Stucco systems are  water-resistant, but are not intended to be waterproof. In order to keep a building dry, stucco is installed as a system of moisture-management components that collect and direct water away from the walls. When water does get past the stucco finish and basecoats, it’s the moisture-management system that directs the water back out of the stucco system. Redirecting this water is necessary to protect the underlying structural, thermal and interior elements of the building. Some important components of this system include: the weather-resistive barrier, expansion and control joints, backer rod and sealant, and weeps at the base of the stucco system or at  other horizontal terminations.

At this building, only one layer of weather-resistive barrier was installed. When installed in a stucco system, this single layer becomes sacrificial as it’s adhered to the basecoat of the stucco. A second layer is required in stucco systems to provide the weatherproof function and direct water away from the building; however, this second layer was not installed. Thus, water that  penetrated past the face of the stucco had a direct path to the interior of the building.
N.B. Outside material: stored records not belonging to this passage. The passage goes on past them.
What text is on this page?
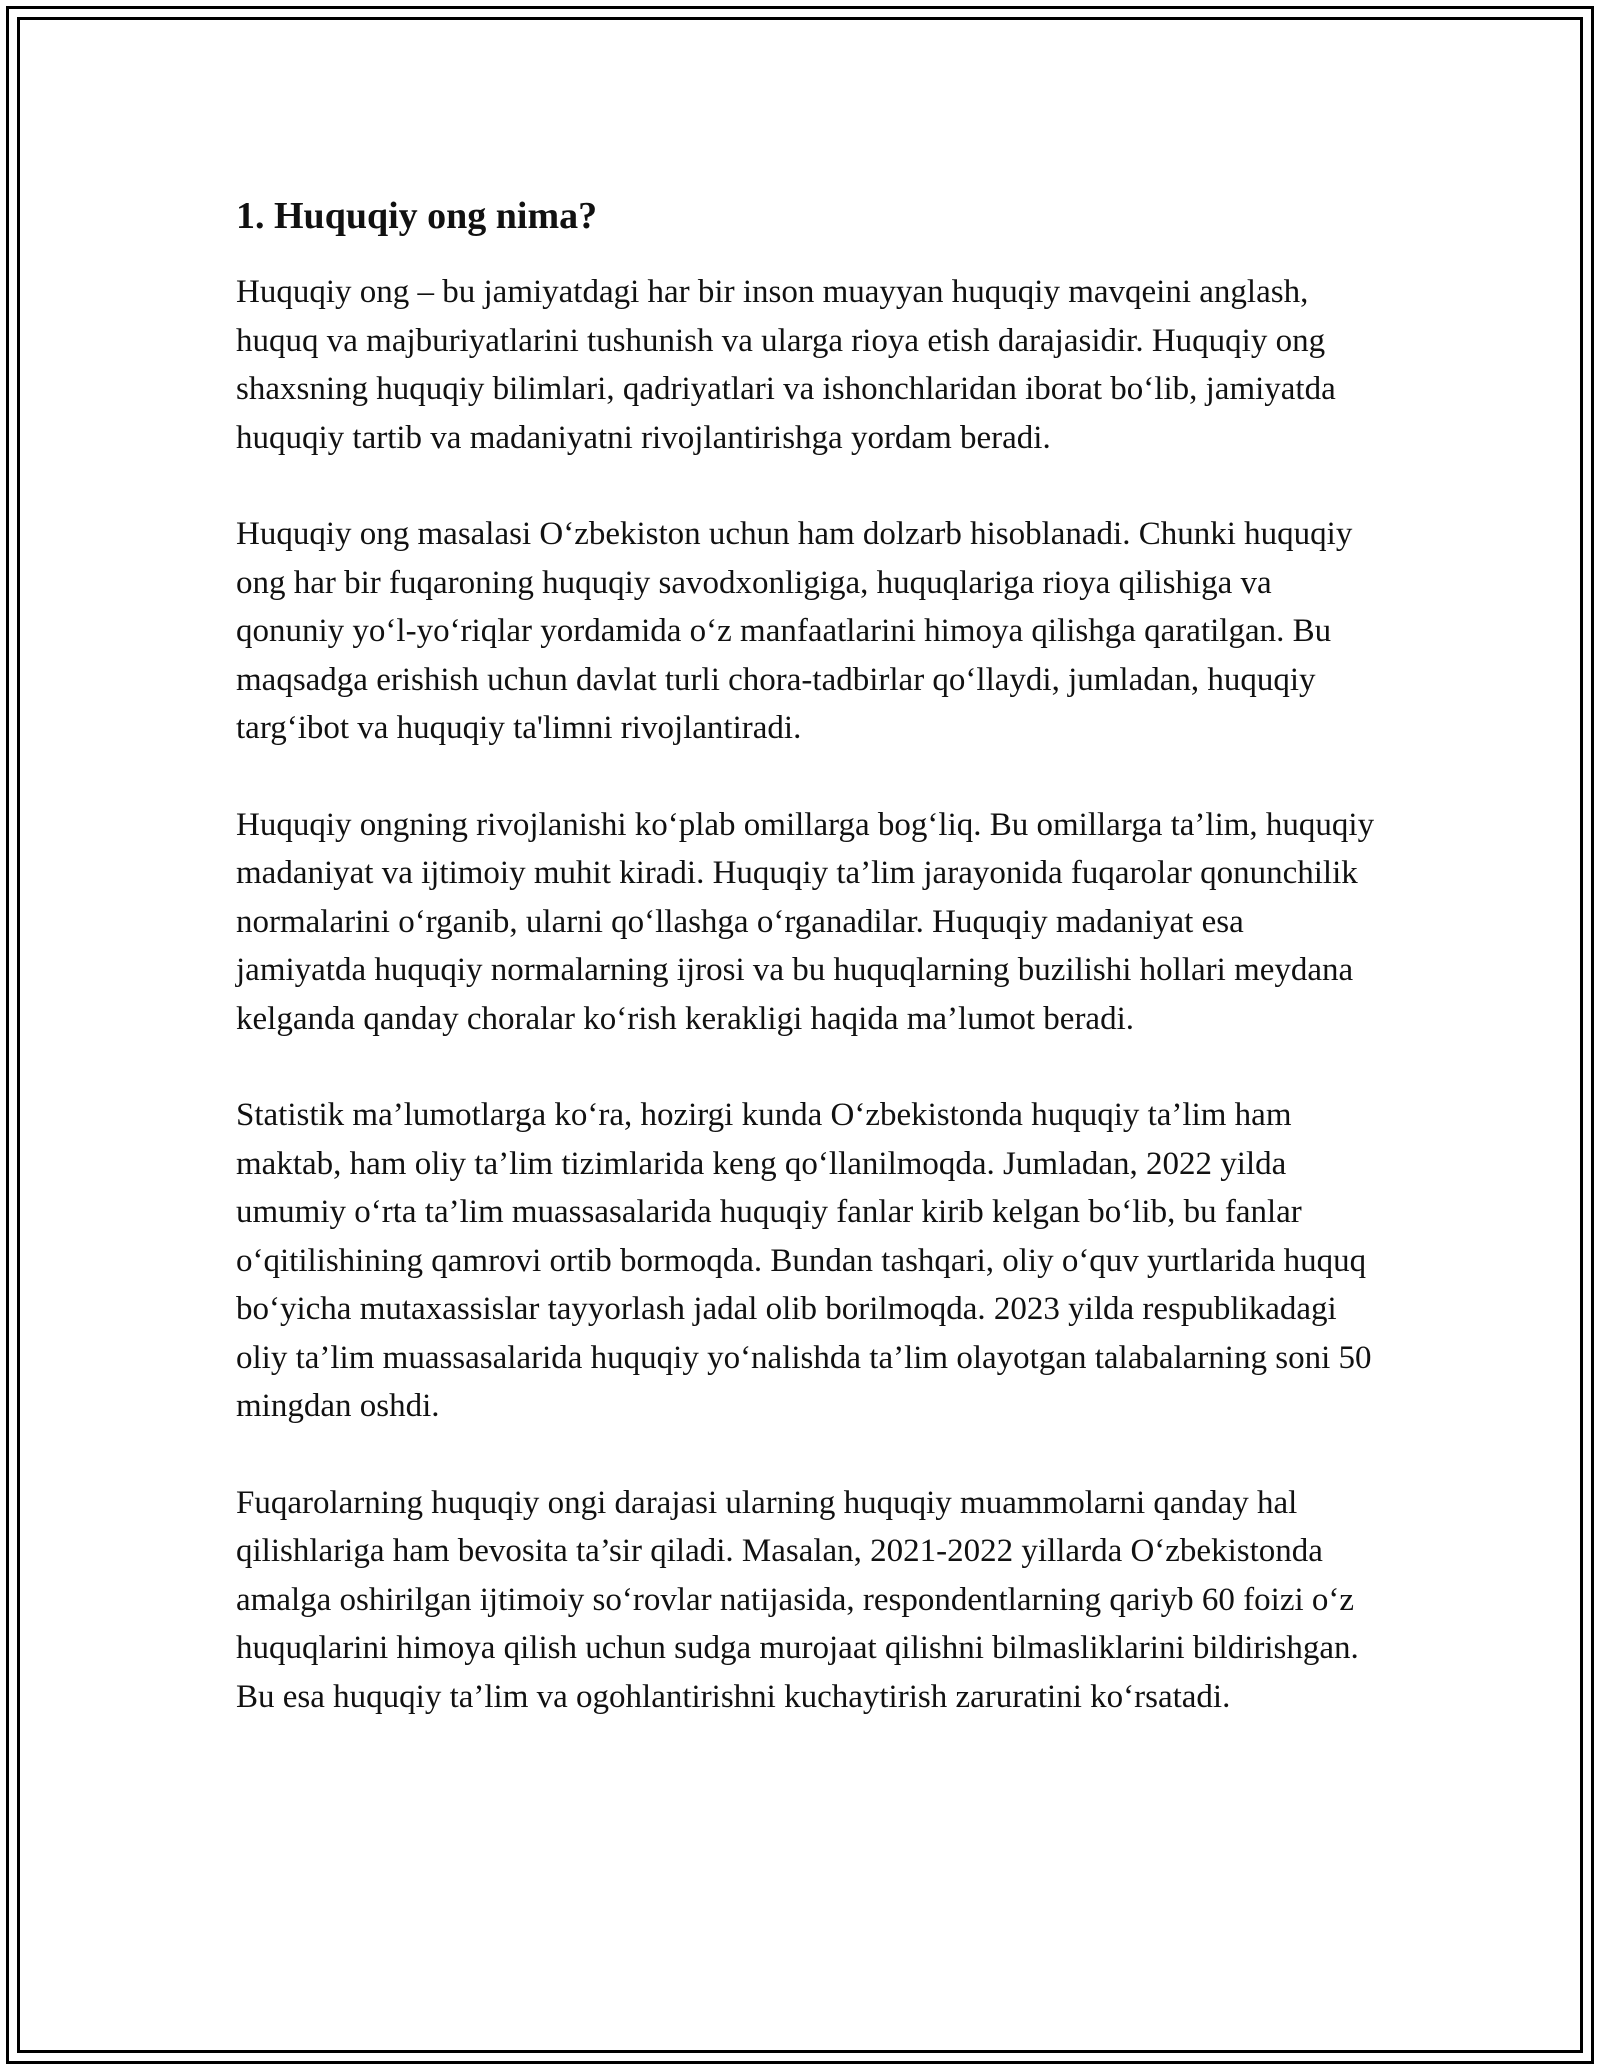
1. Huquqiy ong nima?

Huquqiy ong – bu jamiyatdagi har bir inson muayyan huquqiy mavqeini anglash, huquq va majburiyatlarini tushunish va ularga rioya etish darajasidir. Huquqiy ong shaxsning huquqiy bilimlari, qadriyatlari va ishonchlaridan iborat bo‘lib, jamiyatda huquqiy tartib va madaniyatni rivojlantirishga yordam beradi.

Huquqiy ong masalasi O‘zbekiston uchun ham dolzarb hisoblanadi. Chunki huquqiy ong har bir fuqaroning huquqiy savodxonligiga, huquqlariga rioya qilishiga va qonuniy yo‘l-yo‘riqlar yordamida o‘z manfaatlarini himoya qilishga qaratilgan. Bu maqsadga erishish uchun davlat turli chora-tadbirlar qo‘llaydi, jumladan, huquqiy targ‘ibot va huquqiy ta'limni rivojlantiradi.

Huquqiy ongning rivojlanishi ko‘plab omillarga bog‘liq. Bu omillarga ta’lim, huquqiy madaniyat va ijtimoiy muhit kiradi. Huquqiy ta’lim jarayonida fuqarolar qonunchilik normalarini o‘rganib, ularni qo‘llashga o‘rganadilar. Huquqiy madaniyat esa jamiyatda huquqiy normalarning ijrosi va bu huquqlarning buzilishi hollari meydana kelganda qanday choralar ko‘rish kerakligi haqida ma’lumot beradi.

Statistik ma’lumotlarga ko‘ra, hozirgi kunda O‘zbekistonda huquqiy ta’lim ham maktab, ham oliy ta’lim tizimlarida keng qo‘llanilmoqda. Jumladan, 2022 yilda umumiy o‘rta ta’lim muassasalarida huquqiy fanlar kirib kelgan bo‘lib, bu fanlar o‘qitilishining qamrovi ortib bormoqda. Bundan tashqari, oliy o‘quv yurtlarida huquq bo‘yicha mutaxassislar tayyorlash jadal olib borilmoqda. 2023 yilda respublikadagi oliy ta’lim muassasalarida huquqiy yo‘nalishda ta’lim olayotgan talabalarning soni 50 mingdan oshdi.

Fuqarolarning huquqiy ongi darajasi ularning huquqiy muammolarni qanday hal qilishlariga ham bevosita ta’sir qiladi. Masalan, 2021-2022 yillarda O‘zbekistonda amalga oshirilgan ijtimoiy so‘rovlar natijasida, respondentlarning qariyb 60 foizi o‘z huquqlarini himoya qilish uchun sudga murojaat qilishni bilmasliklarini bildirishgan. Bu esa huquqiy ta’lim va ogohlantirishni kuchaytirish zaruratini ko‘rsatadi.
Additionally, no weeps or floor line water table flashings were installed, and water that had entered the system was draining down the façade, remaining in the system from the top to the bottom floor; over 150 feet of finish surface drained water to the floor plates and to the first level. The evidence of this capture of water without release was obvious; the casing beads had corroded where weep systems and flashings were missing.

The location of cracks on the building without control and proper expansion joints was important to the review of the resultant distress. As a panel flexes out from the structure’s concrete frame, the four attached sides do not move; the center bows outward and cracks in a diagonal, cross patterned nature, similar to what happens when a balloon is stretched. However, at these condos, the cracks were located at re-entrant corners and horizontal in direction, indicating stress and shrinkage, not ballooning of the structure. The homeowner’s engineer stated that the water could be found directly behind the cracks. This is not true of a moisture-managed system; water runs downhill, behind the system, and where it becomes trapped, is drawn back up into the system by capillary wicking.
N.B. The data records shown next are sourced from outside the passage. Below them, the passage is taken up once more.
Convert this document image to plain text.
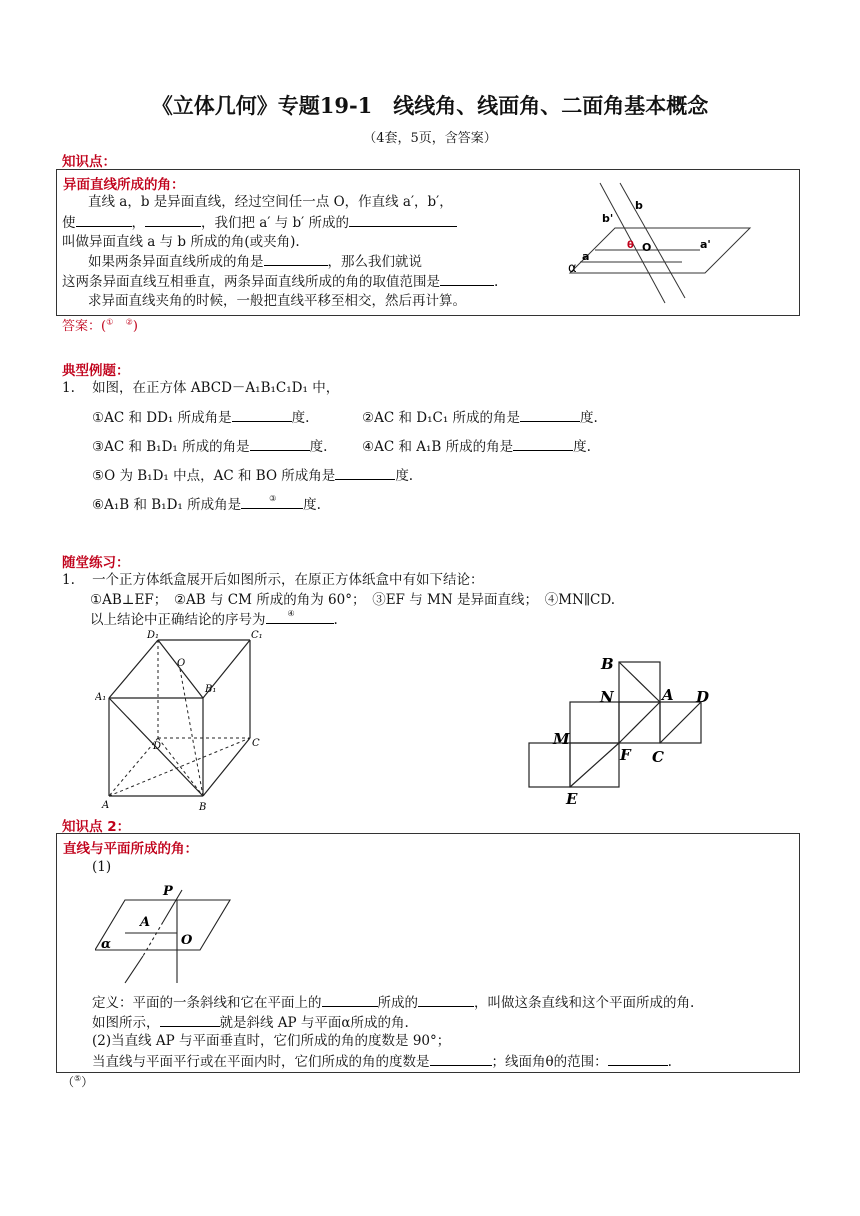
《立体几何》专题19-1　线线角、线面角、二面角基本概念
（4套，5页，含答案）
知识点：
异面直线所成的角：
直线 a，b 是异面直线，经过空间任一点 O，作直线 a′，b′，
使	，	，我们把 a′ 与 b′ 所成的
叫做异面直线 a 与 b 所成的角(或夹角).
如果两条异面直线所成的角是	，那么我们就说
这两条异面直线互相垂直，两条异面直线所成的角的取值范围是	.
求异面直线夹角的时候，一般把直线平移至相交，然后再计算。
b
b'
θ O	a'
a
α
答案：(① ②)
典型例题：
1. 如图，在正方体 ABCD－A₁B₁C₁D₁ 中，
①AC 和 DD₁ 所成角是	度.	②AC 和 D₁C₁ 所成的角是	度.
③AC 和 B₁D₁ 所成的角是	度.	④AC 和 A₁B 所成的角是	度.
⑤O 为 B₁D₁ 中点，AC 和 BO 所成角是	度.
⑥A₁B 和 B₁D₁ 所成角是	③ 度.
随堂练习：
1. 一个正方体纸盒展开后如图所示，在原正方体纸盒中有如下结论：
①AB⊥EF；　②AB 与 CM 所成的角为 60°；　③EF 与 MN 是异面直线；　④MN∥CD.
以上结论中正确结论的序号为	④	.
D₁	C₁
A₁
B₁
O
D	C
A	B
B
N	A D
M
F C
E
知识点 2：
直线与平面所成的角：
(1)
P
A
O
α
定义：平面的一条斜线和它在平面上的	所成的	，叫做这条直线和这个平面所成的角.
如图所示，	就是斜线 AP 与平面α所成的角.
(2)当直线 AP 与平面垂直时，它们所成的角的度数是 90°；
当直线与平面平行或在平面内时，它们所成的角的度数是	；线面角θ的范围：	.
（⑤）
The damage at the floor lines was due to the migration of water in the improperly constructed stucco system, not related directly to the cracks. In fact, stucco will crack, and water will enter the system; the standard is to design these systems to accommodate that water. As the water moved downward, the water migrated at the terminations. The cracks may have become enlarged during the wind loading; however, they were not directly responsible for introduction or for damages.

SBSA’s staff also inspected the interiors of the units and observed biogrowth and other damage from moisture. It was clear that the moisture intrusion had been going on for some time prior to a single discrete event. The  biogrowth and corrosion in the steel walls was more advanced, indicating that it was a continuous and progressive damage from the original construction deficiencies. Other signs of this damage having occurred over a period of time included rusted carpet strips, and staining of the baseboard molding and floor finishes.
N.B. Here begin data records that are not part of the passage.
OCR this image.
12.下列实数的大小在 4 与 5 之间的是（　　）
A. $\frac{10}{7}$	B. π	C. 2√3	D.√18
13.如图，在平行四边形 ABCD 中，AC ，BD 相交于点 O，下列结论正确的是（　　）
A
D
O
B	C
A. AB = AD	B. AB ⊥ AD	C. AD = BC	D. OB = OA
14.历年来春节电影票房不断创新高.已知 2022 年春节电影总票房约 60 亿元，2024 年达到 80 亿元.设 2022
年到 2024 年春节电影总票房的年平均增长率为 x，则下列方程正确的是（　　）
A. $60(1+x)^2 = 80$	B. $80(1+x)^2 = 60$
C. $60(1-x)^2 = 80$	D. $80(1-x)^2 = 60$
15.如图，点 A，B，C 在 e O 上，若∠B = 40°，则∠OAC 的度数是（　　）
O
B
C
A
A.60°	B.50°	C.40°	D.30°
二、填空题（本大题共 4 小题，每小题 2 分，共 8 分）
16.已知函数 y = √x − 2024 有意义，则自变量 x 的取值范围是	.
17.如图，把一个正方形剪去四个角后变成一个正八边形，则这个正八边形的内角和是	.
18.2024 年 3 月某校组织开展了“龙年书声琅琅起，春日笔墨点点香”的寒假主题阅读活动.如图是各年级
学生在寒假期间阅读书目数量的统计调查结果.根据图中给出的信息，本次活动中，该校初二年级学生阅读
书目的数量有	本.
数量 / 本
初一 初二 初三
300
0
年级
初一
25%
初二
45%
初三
During the examination, it was apparent that other experts had been on-site performing investigations. There was evidence of other intrusive cuts, and mock-up samples were discovered. The original contractor was working with another engineering firm to examine the building envelope and conduct surveying of the site to determine the cause of water intrusion from previous events.

The review of the files found that the water intrusion was on-going, even during the construction of the building, from window and door products leaking, to construction issues resulting in interior moisture control. Without having determined the cause of these issues, the claim made for the hurricane impact would have been agreed to, at least in part. SBSA’s analysis found that the damages were not the result of a single discrete event, and the insurance company could either deny in part or seek subrogated claims in their relief actions.